Early detection is essential to:

• Minimize damage and limit the scope of compromise.

• Quickly contain and remediate incidents.

• Reduce financial, operational, and reputational risks associated with prolonged unauthorized access.

Examples

Real-world examples illustrating the Valid Accounts technique include:

1. APT29 (Cozy Bear) Attacks:

   • Attack Scenario: Leveraged stolen user credentials obtained through phishing and credential harvesting to infiltrate government and private sector organizations.

   • Tools Used: Spear-phishing emails, credential harvesting websites, legitimate VPN and remote desktop connections.
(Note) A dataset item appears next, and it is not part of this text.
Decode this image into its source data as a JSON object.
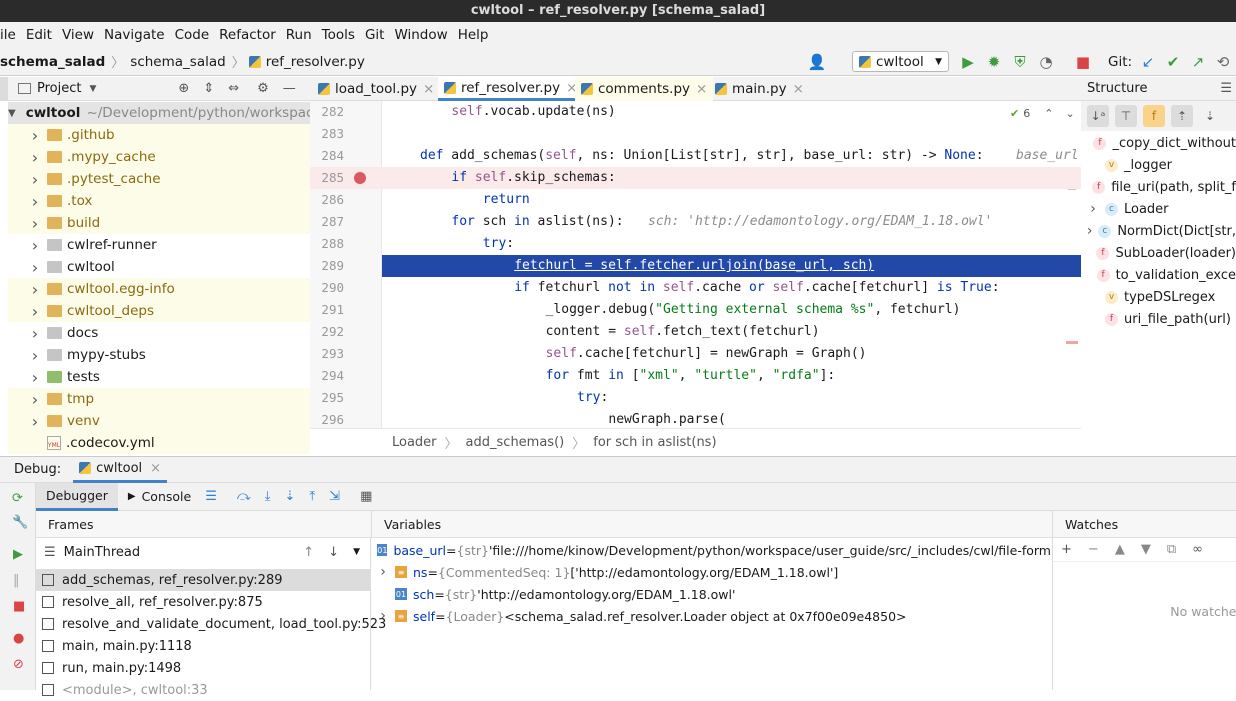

   • Impacts: Extensive espionage operations, theft of sensitive government and corporate information, prolonged undetected access within targeted networks.

2. Colonial Pipeline Attack (DarkSide Ransomware):

   • Attack Scenario: Attackers gained initial access via compromised VPN credentials obtained from leaked credentials on dark web forums.

   • Tools Used: VPN access using valid credentials, ransomware deployment tools.

   • Impacts: Major operational disruption, temporary shutdown of fuel distribution, significant financial and reputational damage.

3. Uber Data Breach (2016):

   • Attack Scenario: Attackers utilized compromised cloud infrastructure credentials obtained through credential stuffing attacks.

   • Tools Used: Credential stuffing scripts, cloud service (AWS) access using valid credentials.

   • Impacts: Exposure of personal data for millions of users and drivers, regulatory investigations, substantial financial penalties and reputational harm.

4. SolarWinds Supply Chain Attack:

   • Attack Scenario: Attackers leveraged stolen credentials to access internal development environments and inject malicious code into software updates.

   • Tools Used: Valid administrative credentials, access to software build environments, sophisticated malware implants.

   • Impacts: Compromise of multiple government agencies and private sector organizations, significant national security implications, widespread operational and reputational damage.